È il 2277. Sono passati duecento anni dalla guerra nucleare che ha devastato la Terra e trentasei dagli eventi di Fallout 2, oltre a qualche migliaio di chilometri. Quelli che separano la West Coast degli episodi precedenti dalla East Coast, nei dintorni di Washington, dove invece è ambientata la vicenda di Fallout 3. Il numero nel titolo non deve infatti ingannare. Questo è un Fallout tutto nuovo, anche se gli sviluppatori, in forze allo studio responsabile di Oblivion, da cui eredita la tecnologia, si sono impegnati per non tradire lo spirito della serie, tra le lodate meraviglie della defunta Black Isle.

L’ultima fatica di Bethesda Softworks restituisce un gioco di ruolo monumentale, in cui convergono la tradizione del genere, ma anche l’anima più spiccatamente cinematografica e avventurosa del videogame contemporaneo. Stavolta, però, per la felicità degli appassionati di lunga data, i fondamentali non sono stati particolarmente intaccati nella ricerca di maggiore dinamicità e Fallout 3 conserva tutti gli elementi simbolo della famiglia di appartenenza. In primis il ritorno a un mondo aperto all’esplorazione e che vive indipendentemente dal giocatore, senza omologarsi al suo livello statistico, ma in grado di relazionarsi in maniera più profonda con il protagonista, interprete se non vero e proprio coautore della storia, attraverso le scelte che chi impugna il joypad è chiamato a operare.

Lo scenario è talmente vasto e le variabili così numerose, a seconda del personaggio creato, della strada intrapresa e di quella già percorsa, che una partita non è mai uguale all’altra. Confrontandosi con gli amici, potrebbe sembrare di stare a parlare di giochi diversi. E quand’anche si scoprisse di aver compiuto le stesse azioni, probabilmente non si sarebbe seguito il medesimo ordine. Fin dall’infanzia si viene posti di fronte a piccoli dilemmi che aumentano e si intersecano andando avanti, definendo che tipo di persona saremo e come appariremo agli occhi degli altri abitanti del mondo post-atomico di Fallout.
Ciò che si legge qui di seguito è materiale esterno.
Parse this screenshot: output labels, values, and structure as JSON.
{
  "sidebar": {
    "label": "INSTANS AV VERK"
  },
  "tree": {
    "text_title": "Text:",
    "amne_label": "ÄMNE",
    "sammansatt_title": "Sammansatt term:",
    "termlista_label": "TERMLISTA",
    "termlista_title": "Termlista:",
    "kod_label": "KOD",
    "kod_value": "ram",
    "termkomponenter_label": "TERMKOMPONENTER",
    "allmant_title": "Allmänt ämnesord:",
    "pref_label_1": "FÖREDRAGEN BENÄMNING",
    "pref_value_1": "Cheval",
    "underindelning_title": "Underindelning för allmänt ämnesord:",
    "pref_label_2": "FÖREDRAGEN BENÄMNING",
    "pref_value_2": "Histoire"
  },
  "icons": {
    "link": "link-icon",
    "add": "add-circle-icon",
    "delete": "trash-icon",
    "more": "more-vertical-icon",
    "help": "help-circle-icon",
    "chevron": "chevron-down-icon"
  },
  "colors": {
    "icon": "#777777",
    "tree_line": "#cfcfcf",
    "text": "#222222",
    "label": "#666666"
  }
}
Pur mantenendo il peso specifico dei giochi di ruolo classici, i progettisti di Bethesda si sono ingegnati per rendere meno traumatica l’esperienza, nascondendo per esempio il solitamente rigido menu di creazione del personaggio in un prologo giocato, in cui si accompagna la crescita dell’alter ego, dalla culla all’età adulta. Compaiono vecchi retaggi, come il sistema Special, la griglia sulla quale sono distribuiti abilità e caratteristiche, e un adattamento indolore delle logiche a turni, grazie a un tasto che permette di congelare la battaglia e decidere con calma e precisione le proprie mosse, quantificate in punti azione. Gli ingranaggi però sono stati ben oliati per non risultare anacronistici in un videogame che non lesina sparatorie e preferisce farsi controllare in soggettiva.

Ma in Fallout 3 anche le parole sono importanti. L’ampia libertà di scelta concessa al giocatore non ha impedito agli sceneggiatori di concepire una storia ricca e avvincente, in cui i dialoghi rivestono un valore chiave e che entra nel vivo abbandonando il bunker dove il protagonista ha vissuto fino all’improvvisa scomparsa del padre.
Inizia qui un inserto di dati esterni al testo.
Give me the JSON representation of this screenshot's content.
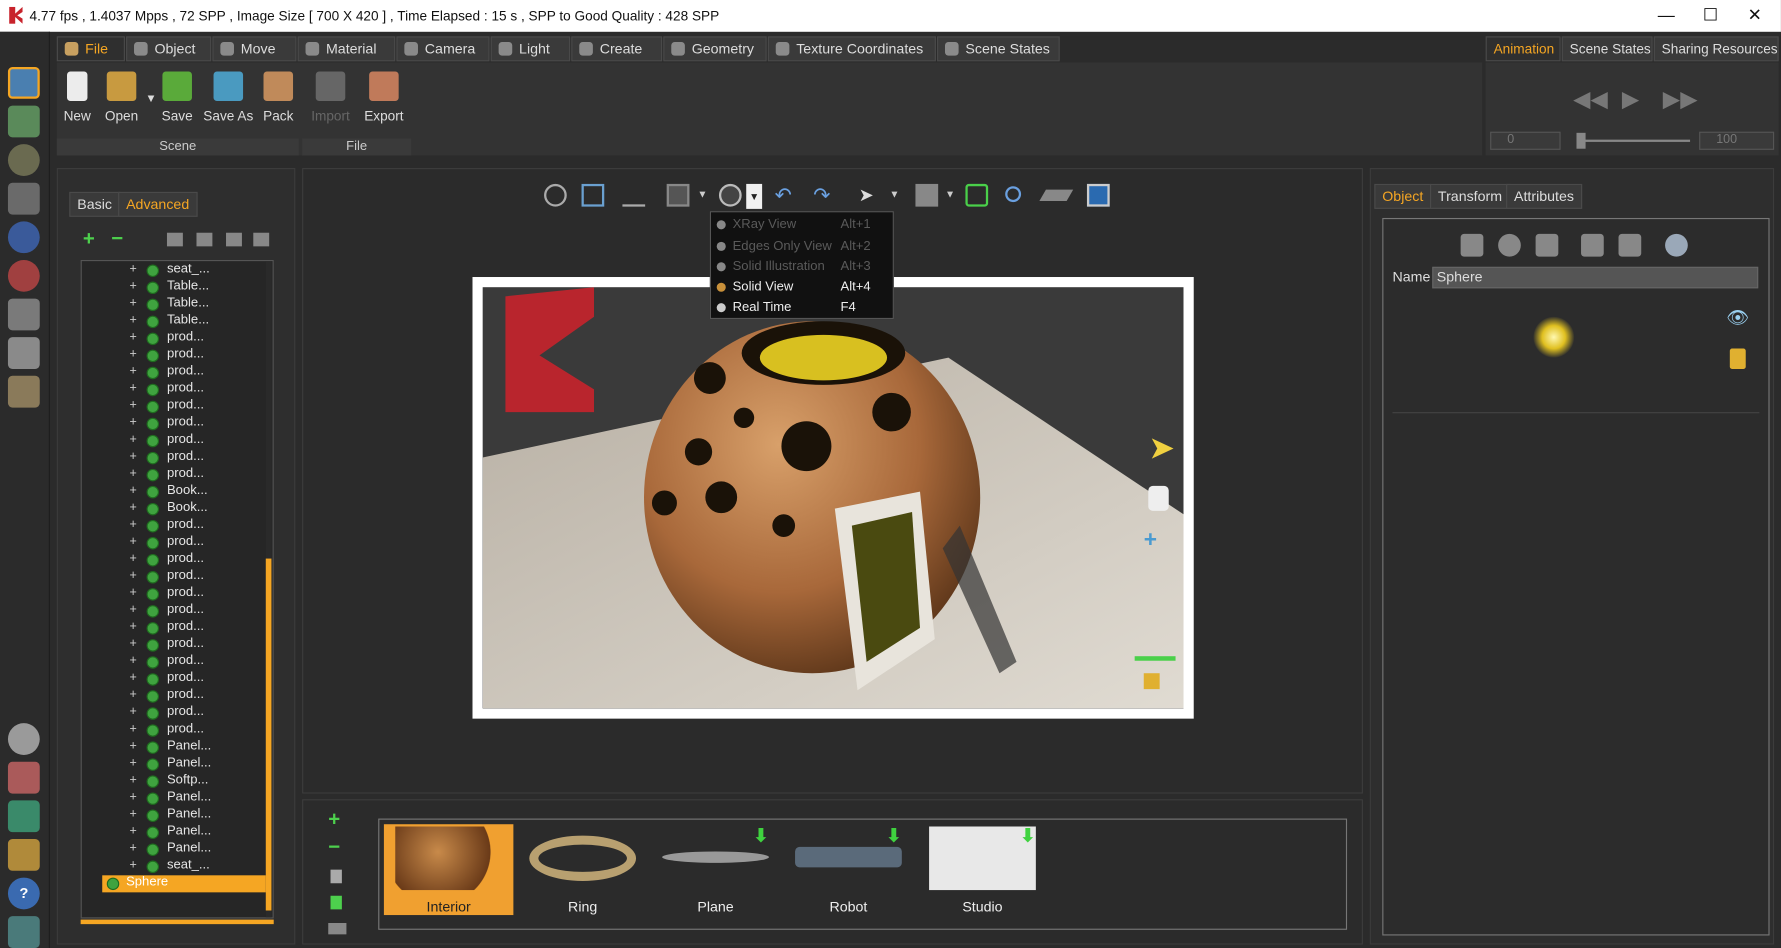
{
  "titlebar": {
    "text": "4.77 fps ,  1.4037 Mpps  ,  72 SPP    ,  Image Size [ 700 X 420 ]  , Time Elapsed : 15 s , SPP to Good Quality : 428 SPP",
    "min": "—",
    "max": "☐",
    "close": "✕"
  },
  "menu_tabs": [
    {
      "label": "File"
    },
    {
      "label": "Object"
    },
    {
      "label": "Move"
    },
    {
      "label": "Material"
    },
    {
      "label": "Camera"
    },
    {
      "label": "Light"
    },
    {
      "label": "Create"
    },
    {
      "label": "Geometry"
    },
    {
      "label": "Texture Coordinates"
    },
    {
      "label": "Scene States"
    }
  ],
  "ribbon": {
    "buttons": [
      {
        "label": "New"
      },
      {
        "label": "Open"
      },
      {
        "label": "Save"
      },
      {
        "label": "Save As"
      },
      {
        "label": "Pack"
      },
      {
        "label": "Import"
      },
      {
        "label": "Export"
      }
    ],
    "groups": [
      {
        "label": "Scene"
      },
      {
        "label": "File"
      }
    ]
  },
  "right_tabs": [
    {
      "label": "Animation"
    },
    {
      "label": "Scene States"
    },
    {
      "label": "Sharing Resources"
    }
  ],
  "animation": {
    "start": "0",
    "end": "100"
  },
  "left_panel": {
    "tabs": [
      {
        "label": "Basic"
      },
      {
        "label": "Advanced"
      }
    ],
    "add": "+",
    "remove": "−"
  },
  "tree_items": [
    "seat_...",
    "Table...",
    "Table...",
    "Table...",
    "prod...",
    "prod...",
    "prod...",
    "prod...",
    "prod...",
    "prod...",
    "prod...",
    "prod...",
    "prod...",
    "Book...",
    "Book...",
    "prod...",
    "prod...",
    "prod...",
    "prod...",
    "prod...",
    "prod...",
    "prod...",
    "prod...",
    "prod...",
    "prod...",
    "prod...",
    "prod...",
    "prod...",
    "Panel...",
    "Panel...",
    "Softp...",
    "Panel...",
    "Panel...",
    "Panel...",
    "Panel...",
    "seat_..."
  ],
  "tree_selected": {
    "label": "Sphere"
  },
  "view_menu": {
    "items": [
      {
        "label": "XRay View",
        "shortcut": "Alt+1",
        "enabled": false
      },
      {
        "label": "Edges Only View",
        "shortcut": "Alt+2",
        "enabled": false
      },
      {
        "label": "Solid Illustration",
        "shortcut": "Alt+3",
        "enabled": false
      },
      {
        "label": "Solid View",
        "shortcut": "Alt+4",
        "enabled": true
      },
      {
        "label": "Real Time",
        "shortcut": "F4",
        "enabled": true
      }
    ]
  },
  "gallery": {
    "items": [
      {
        "label": "Interior",
        "selected": true
      },
      {
        "label": "Ring"
      },
      {
        "label": "Plane"
      },
      {
        "label": "Robot"
      },
      {
        "label": "Studio"
      }
    ],
    "add": "+",
    "remove": "−"
  },
  "object_panel": {
    "tabs": [
      {
        "label": "Object"
      },
      {
        "label": "Transform"
      },
      {
        "label": "Attributes"
      }
    ],
    "name_label": "Name",
    "name_value": "Sphere"
  },
  "colors": {
    "accent": "#f5a623",
    "panel": "#2e2e2e",
    "background": "#2b2b2b"
  }
}
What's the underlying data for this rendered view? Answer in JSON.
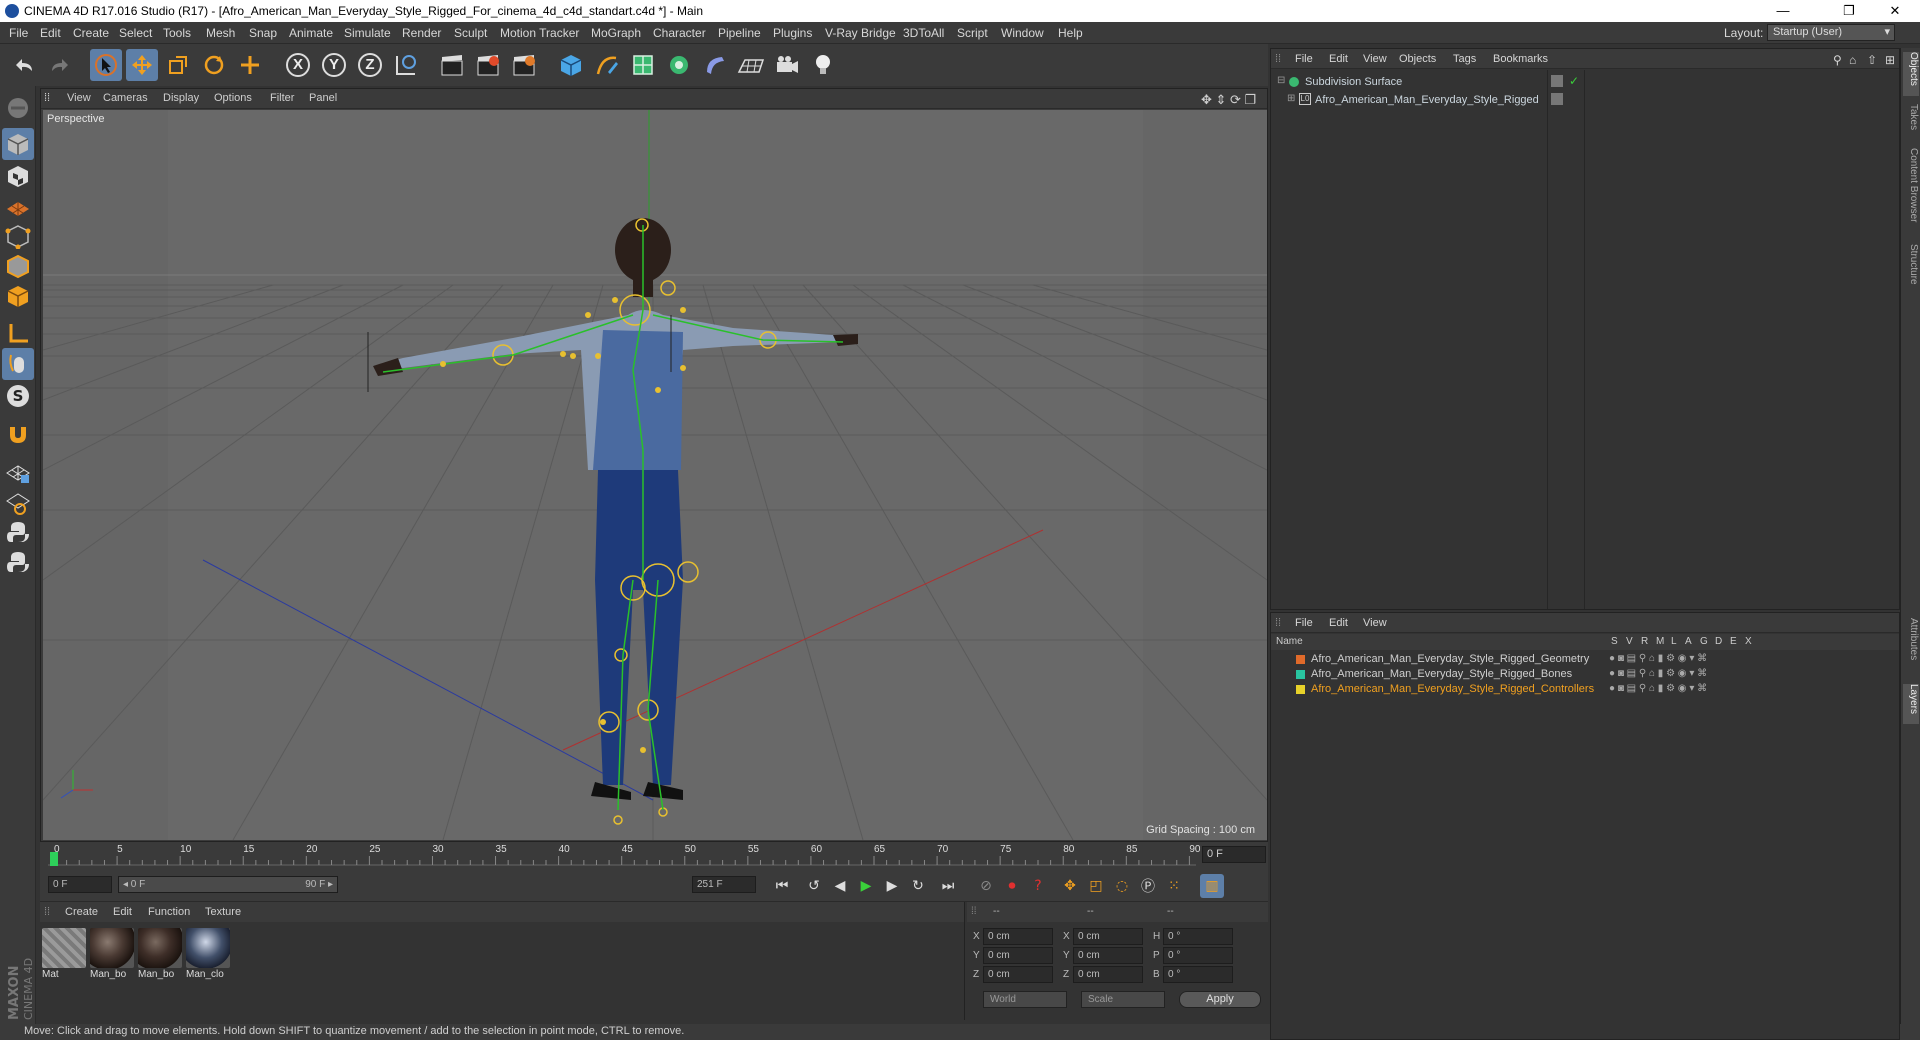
{
  "window": {
    "title": "CINEMA 4D R17.016 Studio (R17) - [Afro_American_Man_Everyday_Style_Rigged_For_cinema_4d_c4d_standart.c4d *] - Main",
    "minimize": "—",
    "maximize": "❐",
    "close": "✕"
  },
  "menubar": {
    "items": [
      "File",
      "Edit",
      "Create",
      "Select",
      "Tools",
      "Mesh",
      "Snap",
      "Animate",
      "Simulate",
      "Render",
      "Sculpt",
      "Motion Tracker",
      "MoGraph",
      "Character",
      "Pipeline",
      "Plugins",
      "V-Ray Bridge",
      "3DToAll",
      "Script",
      "Window",
      "Help"
    ],
    "layout_label": "Layout:",
    "layout_value": "Startup (User)"
  },
  "toolbar": {
    "axis_x": "X",
    "axis_y": "Y",
    "axis_z": "Z"
  },
  "viewport": {
    "menu": [
      "View",
      "Cameras",
      "Display",
      "Options",
      "Filter",
      "Panel"
    ],
    "label": "Perspective",
    "grid_spacing": "Grid Spacing : 100 cm"
  },
  "timeline": {
    "ticks": [
      "0",
      "5",
      "10",
      "15",
      "20",
      "25",
      "30",
      "35",
      "40",
      "45",
      "50",
      "55",
      "60",
      "65",
      "70",
      "75",
      "80",
      "85",
      "90"
    ],
    "current_frame": "0 F"
  },
  "transport": {
    "start_field": "0 F",
    "range_start": "◂ 0 F",
    "range_end": "90 F ▸",
    "end_field": "251 F"
  },
  "materials": {
    "menu": [
      "Create",
      "Edit",
      "Function",
      "Texture"
    ],
    "items": [
      {
        "name": "Mat",
        "color": "#9a9a9a"
      },
      {
        "name": "Man_bo",
        "color": "#4a3a33"
      },
      {
        "name": "Man_bo",
        "color": "#3e2e28"
      },
      {
        "name": "Man_clo",
        "color": "#42506a"
      }
    ]
  },
  "coordinates": {
    "headers": [
      "--",
      "--",
      "--"
    ],
    "rows": [
      {
        "a": "X",
        "av": "0 cm",
        "b": "X",
        "bv": "0 cm",
        "c": "H",
        "cv": "0 °"
      },
      {
        "a": "Y",
        "av": "0 cm",
        "b": "Y",
        "bv": "0 cm",
        "c": "P",
        "cv": "0 °"
      },
      {
        "a": "Z",
        "av": "0 cm",
        "b": "Z",
        "bv": "0 cm",
        "c": "B",
        "cv": "0 °"
      }
    ],
    "mode_world": "World",
    "mode_scale": "Scale",
    "apply": "Apply"
  },
  "brand": {
    "maxon": "MAXON",
    "product": "CINEMA 4D"
  },
  "status": "Move: Click and drag to move elements. Hold down SHIFT to quantize movement / add to the selection in point mode, CTRL to remove.",
  "object_manager": {
    "menu": [
      "File",
      "Edit",
      "View",
      "Objects",
      "Tags",
      "Bookmarks"
    ],
    "objects": [
      {
        "name": "Subdivision Surface"
      },
      {
        "name": "Afro_American_Man_Everyday_Style_Rigged"
      }
    ]
  },
  "layer_manager": {
    "menu": [
      "File",
      "Edit",
      "View"
    ],
    "columns": [
      "Name",
      "S",
      "V",
      "R",
      "M",
      "L",
      "A",
      "G",
      "D",
      "E",
      "X"
    ],
    "layers": [
      {
        "name": "Afro_American_Man_Everyday_Style_Rigged_Geometry",
        "color": "#e06a2a",
        "text_color": "#cfcfcf"
      },
      {
        "name": "Afro_American_Man_Everyday_Style_Rigged_Bones",
        "color": "#29c4a0",
        "text_color": "#cfcfcf"
      },
      {
        "name": "Afro_American_Man_Everyday_Style_Rigged_Controllers",
        "color": "#e8d22a",
        "text_color": "#f0a020"
      }
    ]
  },
  "right_tabs": [
    "Objects",
    "Takes",
    "Content Browser",
    "Structure",
    "Attributes",
    "Layers"
  ],
  "accent_color": "#5d7fa8"
}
Ovviamente uno dei temi cardine è il rapporto tra chi ha deciso di chiudersi nei rifugi sotterranei e chi invece ha optato per le terre selvagge della superficie. Quali segreti si celano in un paese in rovina, che sembra essersi fermato agli anni ’50 del XX secolo? La bontà narrativa viene testimoniata inoltre dalla quantità e dalla qualità di trame secondarie nelle quali si incappa a volte per caso e che senza accorgersi si intrecciano, disegnando un amabile pastiche fantascientifico che spesso interroga l’etica.

D’altronde il quesito naturale che nasce dal contesto caotico e violento di un mondo apocalittico è quanta umanità riesca a sopravvivere. In un certo senso è questo l’esperimento condotto in Fallout 3, che trasfigura nel segno dell’eccesso, in maniera cinica e grottesca, la società dei consumi occidentale. I suoi resti costellano il viaggio del protagonista, in una sorta di fusione western tra Mad Max e gli zombie di Romero, sulle note di una nostalgica colonna sonora d’epoca, da Bob Crosby a Cole Porter ed Ella Fitzgerald. Tra i doppiatori spiccano altre celebrità: Liam Neeson, Malcolm McDowell e la voce narrante di Ron Perlman, una tradizione per la serie.